1:1 This was from a beginning, what we have heard, what we have seen with our
eyes, what we have discerned and with our hands have touched and for the word of the life - 2 and the life was revealed, and we perceived (it) and have witnessed (it) and declare to you the life the everlasting which was from the father and was revealed to us - 3 what we have perceived and heard, we declare also to you, so that also you fellowship might have with us. And the fellowship (which really is ours) is with the father and with his son Jesus Christ. 4 And these things we have written to you, so that the joy of yours might be made full.
5 And this is the message which we have heard from him and proclaim to you, that the God of light is and darkness in him never is in any way. 6 If we should say that we fellowship have while in the darkness we are walking, we deceive ourselves and not are we doing the truth; 7 however, if in the light we walk as he is in the light, fellowship we are having with one another and the blood of Jesus the son of his washes us from all sinfulness.

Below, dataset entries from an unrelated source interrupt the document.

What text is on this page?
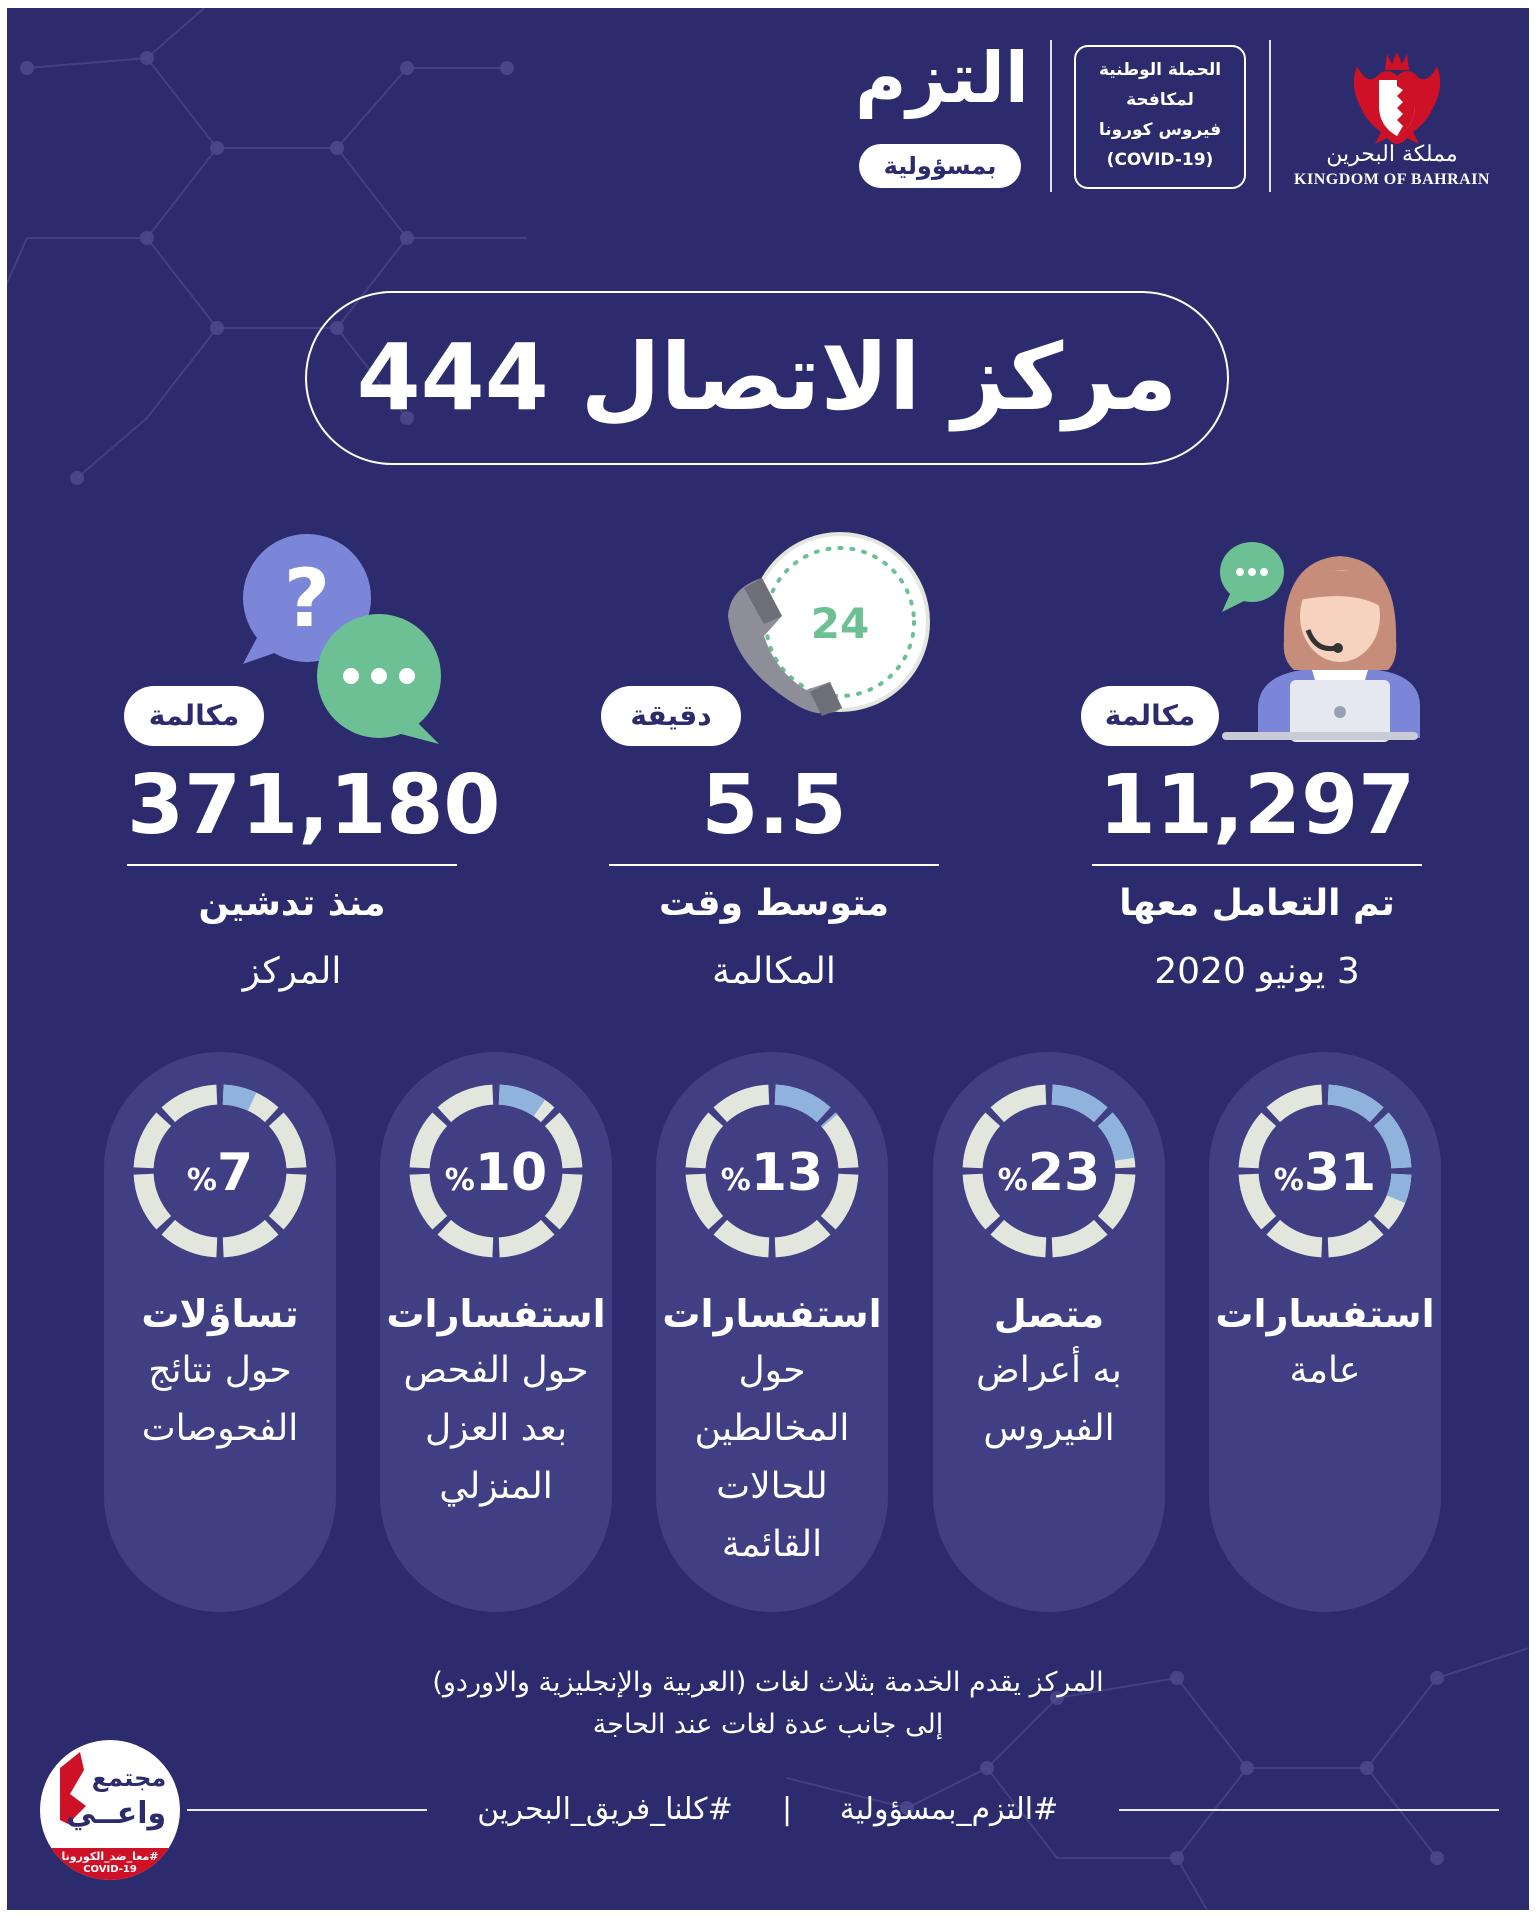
مملكة البحرين
KINGDOM OF BAHRAIN
الحملة الوطنية
لمكافحة
فيروس كورونا
(COVID-19)
التزم
بمسؤولية
مركز الاتصال 444
مكالمة
11,297
تم التعامل معها
3 يونيو 2020
24
دقيقة
5.5
متوسط وقت
المكالمة
?
مكالمة
371,180
منذ تدشين
المركز
%31
استفسارات
عامة
%23
متصل
به أعراض
الفيروس
%13
استفسارات
حول
المخالطين
للحالات
القائمة
%10
استفسارات
حول الفحص
بعد العزل
المنزلي
%7
تساؤلات
حول نتائج
الفحوصات
المركز يقدم الخدمة بثلاث لغات (العربية والإنجليزية والاوردو)
إلى جانب عدة لغات عند الحاجة
#التزم_بمسؤولية
|
#كلنا_فريق_البحرين
مجتمع
واعــي
#معا_ضد_الكورونا
COVID-19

8 If we would say that sin not do we have, ourselves we are deceiving and the
truth not is in us. 9 If we confess the sins of ours, faithful is he and just, in order that he should forgive us the sins and cleanse us from all unrighteousness. 10 If we should say that not have we sinned, a liar we make (of) him and the word of him is not in us.
2:1 Good friends of mine, I write these things to you so that not should you sin, and if you should sin, an advocate we have with the father Jesus Christ the righteous. 2 And this one/he a means of forgiveness is concerning the sins of you, not concerning those of yours only, but also concerning all of the world.